使用JPA CriteriaBuilder的多级子查询

时间:2018-11-28 18:26:23

标签: jpa

我有以下JPA实体

@Entity
@Table(name="application_user")
public class ApplicationUser {
    @Id
    @Column(name="user_id")
    private String userid;

    @Column(name="last_write_time")
    private Instant lastWrite;

    //other fields omitted
}

@Entity
@Table(name="demographic")
public class Demographic {
    @Id
    @Column(name="user_id")
    private String userid;

    //primary key is a foreign key link
    @OneToOne
    @PrimaryKeyJoinColumn(name="user_id", referencedColumnName="user_id")
    private ApplicationUser user;

    //other fields omitted
}

我的目标是检索包含用户的所有人口统计信息,其中最后一次写入时间是该列中的最大值。我非常想使用JPA CriteriaBUilder编写以下SQL

select * from demographic where
  userid in (
    select userid from application_user where
      last_write in (
        select max(last_write) from application_user
      )
  )

我尝试编写以下CriteriaBuilder代码以实现此目标,并且编译成功。注意,我正在使用生成的Metamodel类。

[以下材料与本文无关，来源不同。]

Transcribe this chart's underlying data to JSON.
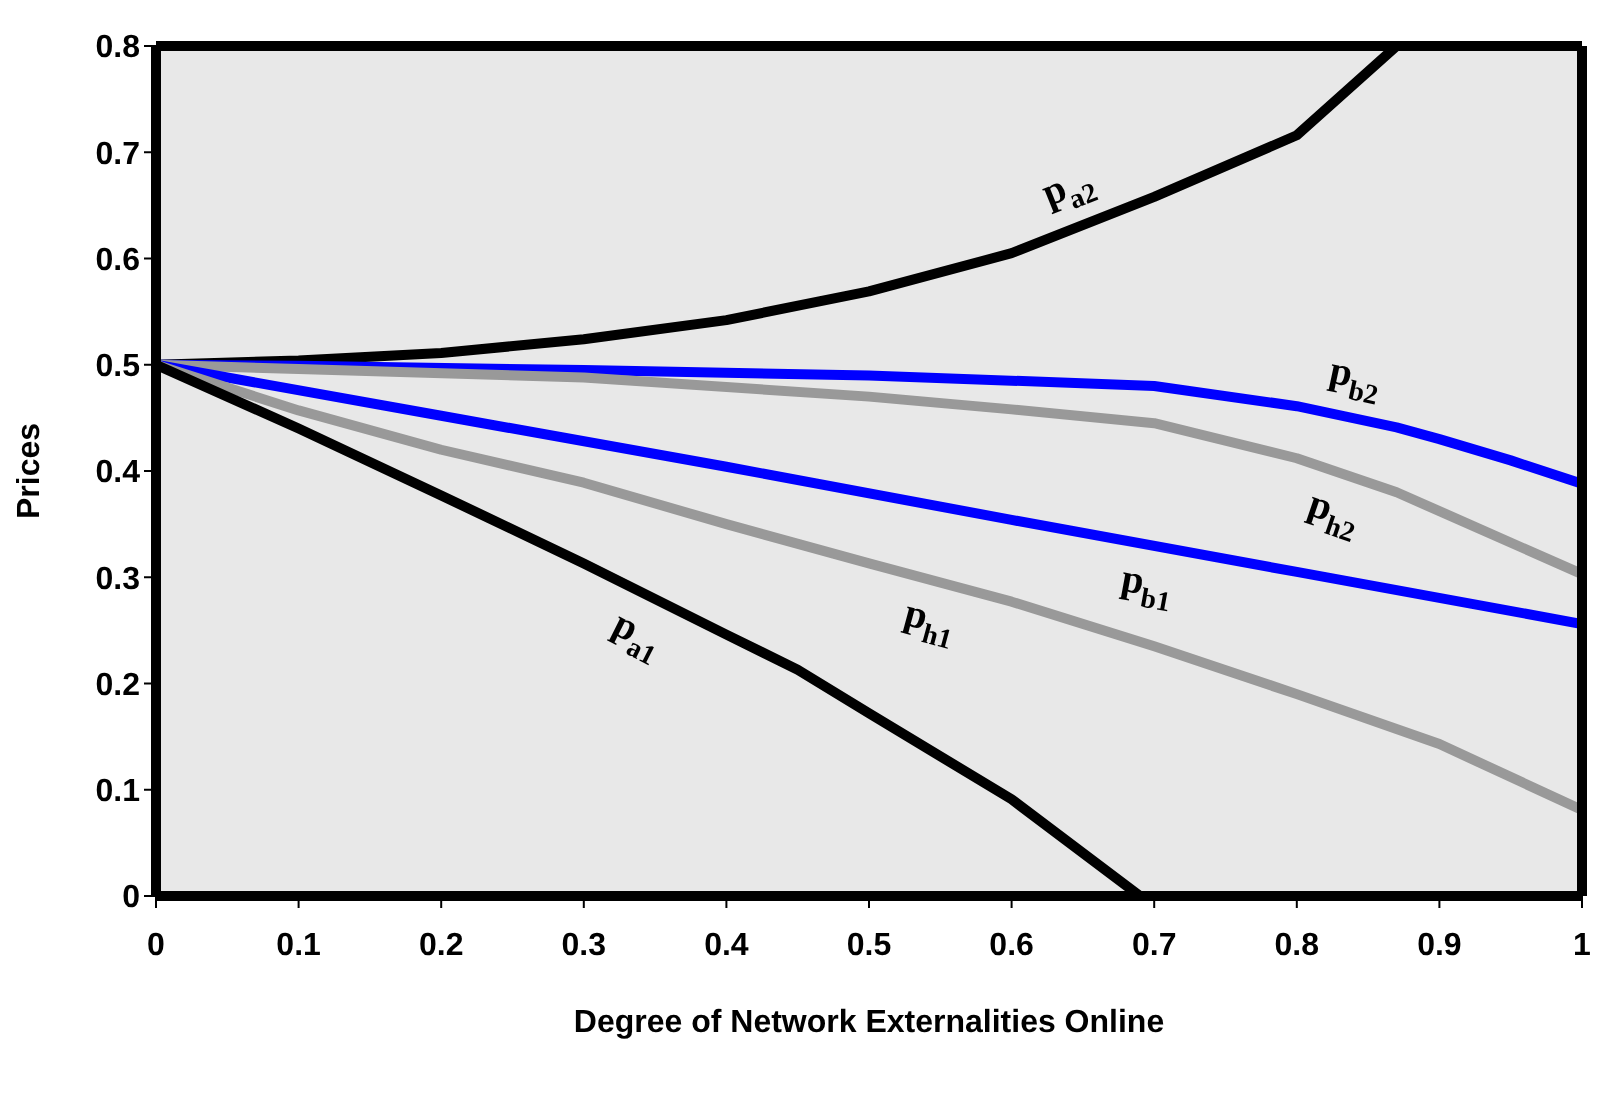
{
  "chart_data": {
    "type": "line",
    "xlabel": "Degree of Network Externalities Online",
    "ylabel": "Prices",
    "xlim": [
      0,
      1
    ],
    "xticks": [
      0,
      0.1,
      0.2,
      0.3,
      0.4,
      0.5,
      0.6,
      0.7,
      0.8,
      0.9,
      1
    ],
    "ylim": [
      0,
      0.8
    ],
    "yticks": [
      0,
      0.1,
      0.2,
      0.3,
      0.4,
      0.5,
      0.6,
      0.7,
      0.8
    ],
    "grid": false,
    "legend": false,
    "marker": "none",
    "line_style": "solid",
    "series": [
      {
        "name": "p$_{a2}$",
        "color": "#000000",
        "x": [
          0,
          0.1,
          0.2,
          0.3,
          0.4,
          0.5,
          0.6,
          0.7,
          0.8,
          0.87
        ],
        "values": [
          0.5,
          0.504,
          0.511,
          0.524,
          0.542,
          0.569,
          0.605,
          0.658,
          0.716,
          0.8
        ]
      },
      {
        "name": "p$_{b2}$",
        "color": "#0000ff",
        "x": [
          0,
          0.1,
          0.3,
          0.5,
          0.7,
          0.8,
          0.87,
          0.9,
          0.95,
          1
        ],
        "values": [
          0.5,
          0.499,
          0.495,
          0.49,
          0.48,
          0.461,
          0.441,
          0.43,
          0.41,
          0.388
        ]
      },
      {
        "name": "p$_{h2}$",
        "color": "#999999",
        "x": [
          0,
          0.1,
          0.3,
          0.5,
          0.6,
          0.7,
          0.8,
          0.87,
          1
        ],
        "values": [
          0.5,
          0.496,
          0.488,
          0.47,
          0.458,
          0.445,
          0.412,
          0.38,
          0.303
        ]
      },
      {
        "name": "p$_{b1}$",
        "color": "#0000ff",
        "x": [
          0,
          0.2,
          0.4,
          0.6,
          0.8,
          1
        ],
        "values": [
          0.5,
          0.452,
          0.404,
          0.354,
          0.305,
          0.256
        ]
      },
      {
        "name": "p$_{h1}$",
        "color": "#999999",
        "x": [
          0,
          0.1,
          0.2,
          0.3,
          0.4,
          0.5,
          0.6,
          0.7,
          0.8,
          0.9,
          1
        ],
        "values": [
          0.5,
          0.457,
          0.42,
          0.389,
          0.35,
          0.313,
          0.277,
          0.235,
          0.19,
          0.143,
          0.081
        ]
      },
      {
        "name": "p$_{a1}$",
        "color": "#000000",
        "x": [
          0,
          0.1,
          0.2,
          0.3,
          0.4,
          0.45,
          0.5,
          0.6,
          0.69
        ],
        "values": [
          0.5,
          0.44,
          0.377,
          0.313,
          0.246,
          0.213,
          0.172,
          0.091,
          0
        ]
      }
    ]
  }
}
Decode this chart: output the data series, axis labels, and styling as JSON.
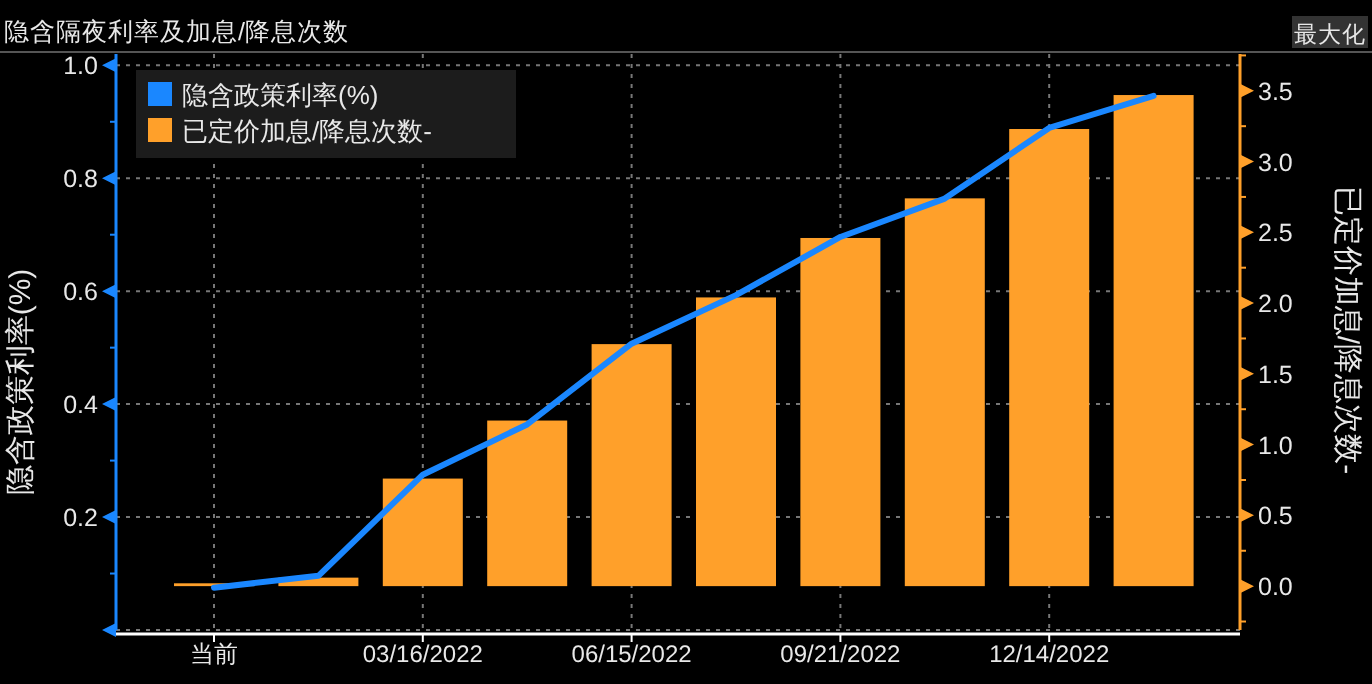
{
  "chart_data": {
    "type": "bar",
    "title": "隐含隔夜利率及加息/降息次数",
    "annotations": [
      "最大化"
    ],
    "ylabel": "隐含政策利率(%)",
    "y2label": "已定价加息/降息次数-",
    "categories": [
      "当前",
      null,
      "03/16/2022",
      null,
      "06/15/2022",
      null,
      "09/21/2022",
      null,
      "12/14/2022",
      null
    ],
    "series": [
      {
        "name": "隐含政策利率(%)",
        "type": "line",
        "color": "#1a87ff",
        "values": [
          0.075,
          0.096,
          0.275,
          0.364,
          0.507,
          0.593,
          0.696,
          0.764,
          0.889,
          0.946
        ]
      },
      {
        "name": "已定价加息/降息次数-",
        "axis": "y2",
        "color": "#ffa02a",
        "values": [
          0.02,
          0.06,
          0.76,
          1.17,
          1.71,
          2.04,
          2.46,
          2.74,
          3.23,
          3.47
        ]
      }
    ],
    "ylim": [
      0,
      1.02
    ],
    "yticks": [
      {
        "value": 0,
        "label": null
      },
      {
        "value": 0.2,
        "label": "0.2"
      },
      {
        "value": 0.4,
        "label": "0.4"
      },
      {
        "value": 0.6,
        "label": "0.6"
      },
      {
        "value": 0.8,
        "label": "0.8"
      },
      {
        "value": 1,
        "label": "1.0"
      }
    ],
    "y2lim": [
      -0.31,
      3.76
    ],
    "y2ticks": [
      {
        "value": 0,
        "label": "0.0"
      },
      {
        "value": 0.5,
        "label": "0.5"
      },
      {
        "value": 1,
        "label": "1.0"
      },
      {
        "value": 1.5,
        "label": "1.5"
      },
      {
        "value": 2,
        "label": "2.0"
      },
      {
        "value": 2.5,
        "label": "2.5"
      },
      {
        "value": 3,
        "label": "3.0"
      },
      {
        "value": 3.5,
        "label": "3.5"
      }
    ],
    "grid": true,
    "legend": "top left"
  }
}
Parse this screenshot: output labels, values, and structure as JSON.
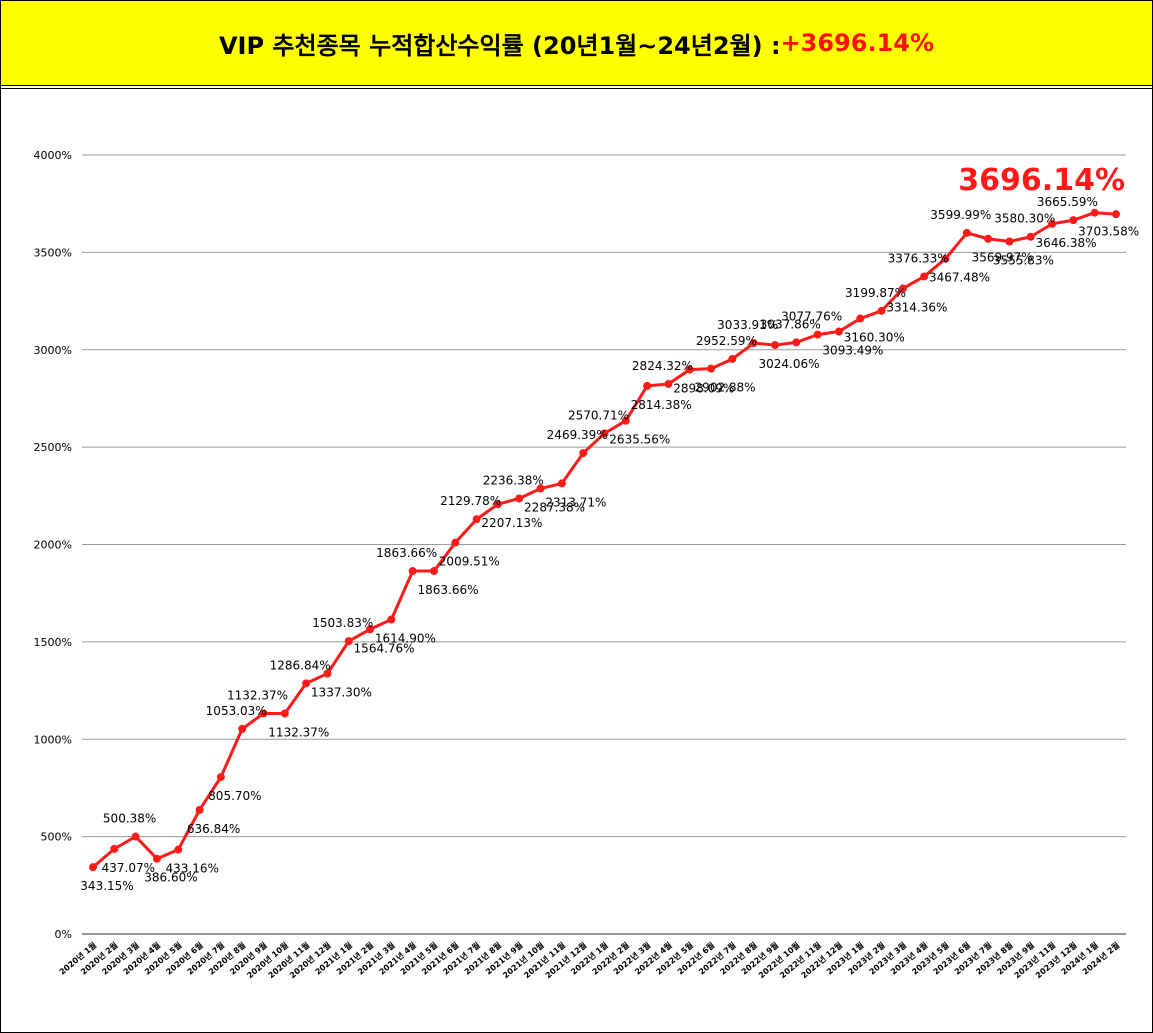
{
  "banner": {
    "title_main": "VIP 추천종목 누적합산수익률 (20년1월~24년2월) : ",
    "title_highlight": "+3696.14%"
  },
  "chart_data": {
    "type": "line",
    "highlight_label": "3696.14%",
    "line_color": "#ff1a1a",
    "grid": true,
    "ylim": [
      0,
      4000
    ],
    "yticks": [
      "0%",
      "500%",
      "1000%",
      "1500%",
      "2000%",
      "2500%",
      "3000%",
      "3500%",
      "4000%"
    ],
    "categories": [
      "2020년 1월",
      "2020년 2월",
      "2020년 3월",
      "2020년 4월",
      "2020년 5월",
      "2020년 6월",
      "2020년 7월",
      "2020년 8월",
      "2020년 9월",
      "2020년 10월",
      "2020년 11월",
      "2020년 12월",
      "2021년 1월",
      "2021년 2월",
      "2021년 3월",
      "2021년 4월",
      "2021년 5월",
      "2021년 6월",
      "2021년 7월",
      "2021년 8월",
      "2021년 9월",
      "2021년 10월",
      "2021년 11월",
      "2021년 12월",
      "2022년 1월",
      "2022년 2월",
      "2022년 3월",
      "2022년 4월",
      "2022년 5월",
      "2022년 6월",
      "2022년 7월",
      "2022년 8월",
      "2022년 9월",
      "2022년 10월",
      "2022년 11월",
      "2022년 12월",
      "2023년 1월",
      "2023년 2월",
      "2023년 3월",
      "2023년 4월",
      "2023년 5월",
      "2023년 6월",
      "2023년 7월",
      "2023년 8월",
      "2023년 9월",
      "2023년 11월",
      "2023년 12월",
      "2024년 1월",
      "2024년 2월"
    ],
    "values": [
      343.15,
      437.07,
      500.38,
      386.6,
      433.16,
      636.84,
      805.7,
      1053.03,
      1132.37,
      1132.37,
      1286.84,
      1337.3,
      1503.83,
      1564.76,
      1614.9,
      1863.66,
      1863.66,
      2009.51,
      2129.78,
      2207.13,
      2236.38,
      2287.38,
      2313.71,
      2469.39,
      2570.71,
      2635.56,
      2814.38,
      2824.32,
      2898.09,
      2902.88,
      2952.59,
      3033.91,
      3024.06,
      3037.86,
      3077.76,
      3093.49,
      3160.3,
      3199.87,
      3314.36,
      3376.33,
      3467.48,
      3599.99,
      3569.97,
      3555.83,
      3580.3,
      3646.38,
      3665.59,
      3703.58,
      3696.14
    ],
    "labels": [
      "343.15%",
      "437.07%",
      "500.38%",
      "386.60%",
      "433.16%",
      "636.84%",
      "805.70%",
      "1053.03%",
      "1132.37%",
      "1132.37%",
      "1286.84%",
      "1337.30%",
      "1503.83%",
      "1564.76%",
      "1614.90%",
      "1863.66%",
      "1863.66%",
      "2009.51%",
      "2129.78%",
      "2207.13%",
      "2236.38%",
      "2287.38%",
      "2313.71%",
      "2469.39%",
      "2570.71%",
      "2635.56%",
      "2814.38%",
      "2824.32%",
      "2898.09%",
      "2902.88%",
      "2952.59%",
      "3033.91%",
      "3024.06%",
      "3037.86%",
      "3077.76%",
      "3093.49%",
      "3160.30%",
      "3199.87%",
      "3314.36%",
      "3376.33%",
      "3467.48%",
      "3599.99%",
      "3569.97%",
      "3555.83%",
      "3580.30%",
      "3646.38%",
      "3665.59%",
      "3703.58%",
      ""
    ],
    "label_side": [
      "below",
      "below",
      "above",
      "below",
      "below",
      "below",
      "below",
      "above",
      "above",
      "below",
      "above",
      "below",
      "above",
      "below",
      "below",
      "above",
      "below",
      "below",
      "above",
      "below",
      "above",
      "below",
      "below",
      "above",
      "above",
      "below",
      "below",
      "above",
      "below",
      "below",
      "above",
      "above",
      "below",
      "above",
      "above",
      "below",
      "below",
      "above",
      "below",
      "above",
      "below",
      "above",
      "below",
      "below",
      "above",
      "below",
      "above",
      "below",
      "none"
    ]
  }
}
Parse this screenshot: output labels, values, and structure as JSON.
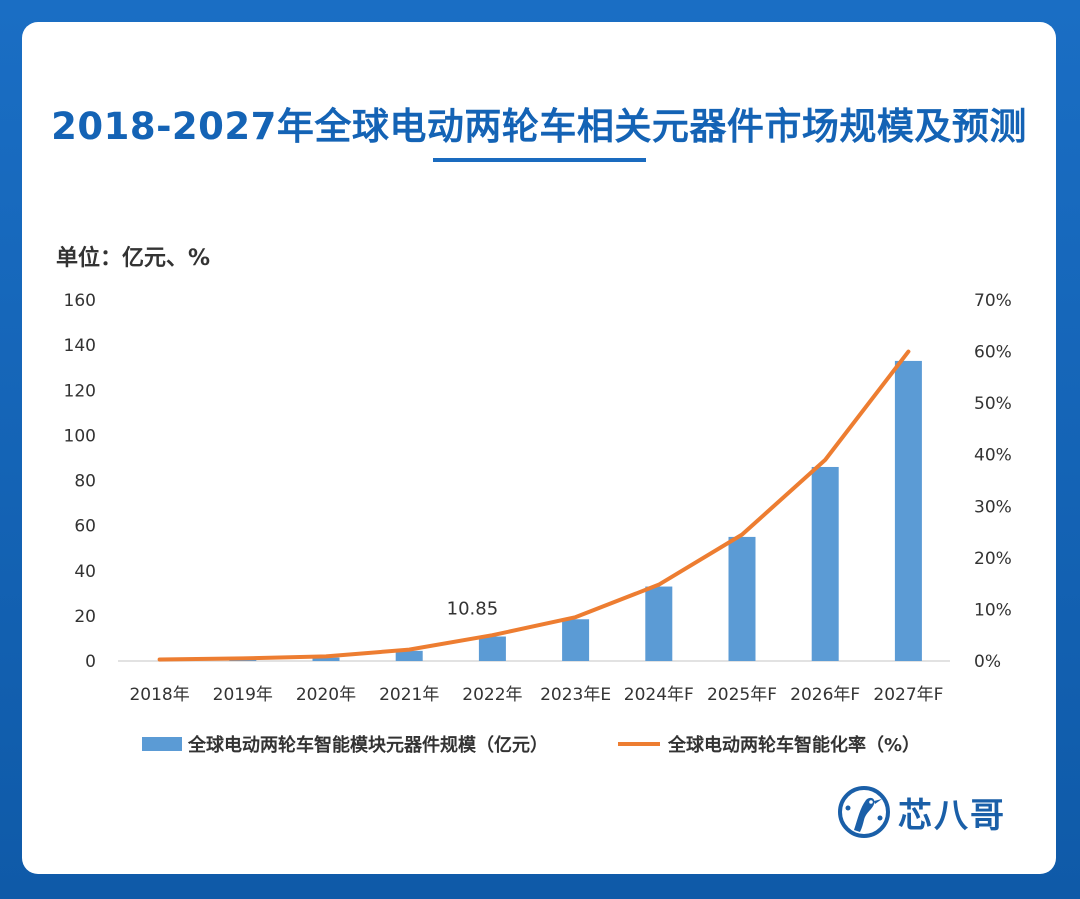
{
  "title": "2018-2027年全球电动两轮车相关元器件市场规模及预测",
  "unit_label": "单位：亿元、%",
  "logo_text": "芯八哥",
  "chart_data": {
    "type": "bar+line",
    "title": "2018-2027年全球电动两轮车相关元器件市场规模及预测",
    "categories": [
      "2018年",
      "2019年",
      "2020年",
      "2021年",
      "2022年",
      "2023年E",
      "2024年F",
      "2025年F",
      "2026年F",
      "2027年F"
    ],
    "series": [
      {
        "name": "全球电动两轮车智能模块元器件规模（亿元）",
        "type": "bar",
        "axis": "left",
        "color": "#5b9bd5",
        "values": [
          0,
          0.5,
          1.5,
          4.5,
          10.85,
          18.5,
          33,
          55,
          86,
          133
        ]
      },
      {
        "name": "全球电动两轮车智能化率（%）",
        "type": "line",
        "axis": "right",
        "color": "#ed7d31",
        "values": [
          0.3,
          0.5,
          0.9,
          2.2,
          5,
          8.5,
          14.8,
          24.5,
          39,
          60
        ]
      }
    ],
    "y_left": {
      "min": 0,
      "max": 160,
      "step": 20,
      "ticks": [
        "0",
        "20",
        "40",
        "60",
        "80",
        "100",
        "120",
        "140",
        "160"
      ]
    },
    "y_right": {
      "min": 0,
      "max": 70,
      "step": 10,
      "ticks": [
        "0%",
        "10%",
        "20%",
        "30%",
        "40%",
        "50%",
        "60%",
        "70%"
      ]
    },
    "data_labels": [
      {
        "category": "2022年",
        "text": "10.85"
      }
    ],
    "legend_position": "bottom",
    "grid": false
  }
}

CriteriaBuilder cb = em.getCriteriaBuilder();
CriteriaQuery<Demographic> c = cb.createQuery(Demographic.class);
Root<Demographic> root = c.from(Demographic.class);
root.fetch(Demographic_.user, JoinType.INNER);

Subquery<Instant> sqLatestUsers = c.subquery(Instant.class);
Root<ApplicationUser> subRootLatestUsers = sqLatestUsers.from(ApplicationUser.class);
sqLatestUsers.select(cb.greatest(subRootLatestUsers.<Instant>get(ApplicationUser_.LAST_WRITE)));
Predicate predicateLatestUsers = subRootLatestUsers.get(ApplicationUser_.LAST_WRITE).in(sqLatestUsers);

Subquery<ApplicationUser> sq = c.subquery(ApplicationUser.class);
Root<Demographic> subRoot = sq.from(Demographic.class);
sq.select(subRoot.<ApplicationUser>get(Demographic_.USER)).where(predicateLatestUsers);
Predicate containsUsers = subRoot.get(Demographic_.USER).in(sq);

c.select(root).where(containsUsers);

代码可以在Wildfly 14中编译并成功部署,但是当我执行代码时,会收到以下错误(带有空格以提高可读性):

Invalid path: 'generatedAlias2.user' :  Invalid path: 'generatedAlias2.user'
...
Caused by: org.hibernate.hql.internal.ast.QuerySyntaxException: Invalid path: 'generatedAlias2.user' [
select generatedAlias0 from com.company.model.Demographic as generatedAlias0 
  inner join fetch generatedAlias0.user as generatedAlias1 
    where generatedAlias2.user in (
      select generatedAlias2.user from com.company.model.Demographic as generatedAlias2 where generatedAlias3.lastWrite in (
        select max(generatedAlias3.lastWrite) from com.company.model.StarfishUser as generatedAlias3
      )
    )
]

JPA规范是否允许链接子查询(嵌套子查询)?我找到语法上正确但实际上不允许的东西吗?

1 个答案:

答案 0 :(得分:0)

我弄清楚了如何使子查询正常工作。首先是我更新的Utility方法

public static <R, T> Subquery<T> getLatestSubelement(CriteriaBuilder cb, CriteriaQuery<R> c, Class<T> clazz, SingularAttribute<T, Instant> attribute) {
    //Get latest timestamp
    Subquery<Instant> sq = c.subquery(Instant.class);
    Root<T> subRoot = sq.from(clazz);
    sq.select(cb.greatest(subRoot.<Instant>get(attribute)));

    //Get object with the latest timestamp
    Subquery<T> sq2 = c.subquery(clazz);
    Root<T> subRoot2 = sq2.from(clazz);
    sq2.where(subRoot2.get(attribute).in(sq));
    return sq2;
}

这是使用实用程序方法的代码

CriteriaBuilder cb = em.getCriteriaBuilder();
CriteriaQuery<Demographic> c = cb.createQuery(Demographic.class);
Root<Demographic> root = c.from(Demographic.class);
joinType = JoinType.INNER;
//use fetch instead of join to prevent duplicates in Lists
root.fetch(Demographic_.user, joinType);

Subquery<ApplicationUser> sq = JpaUtil.getLatestSubelement(cb, c, ApplicationUser.class, ApplicationUser_.lastWrite);
c.where(root.get(Demographic_.user).in(sq));
TypedQuery<Demographic> q = em.createQuery(c);
Stream<Demographic> stream = q.getResultStream();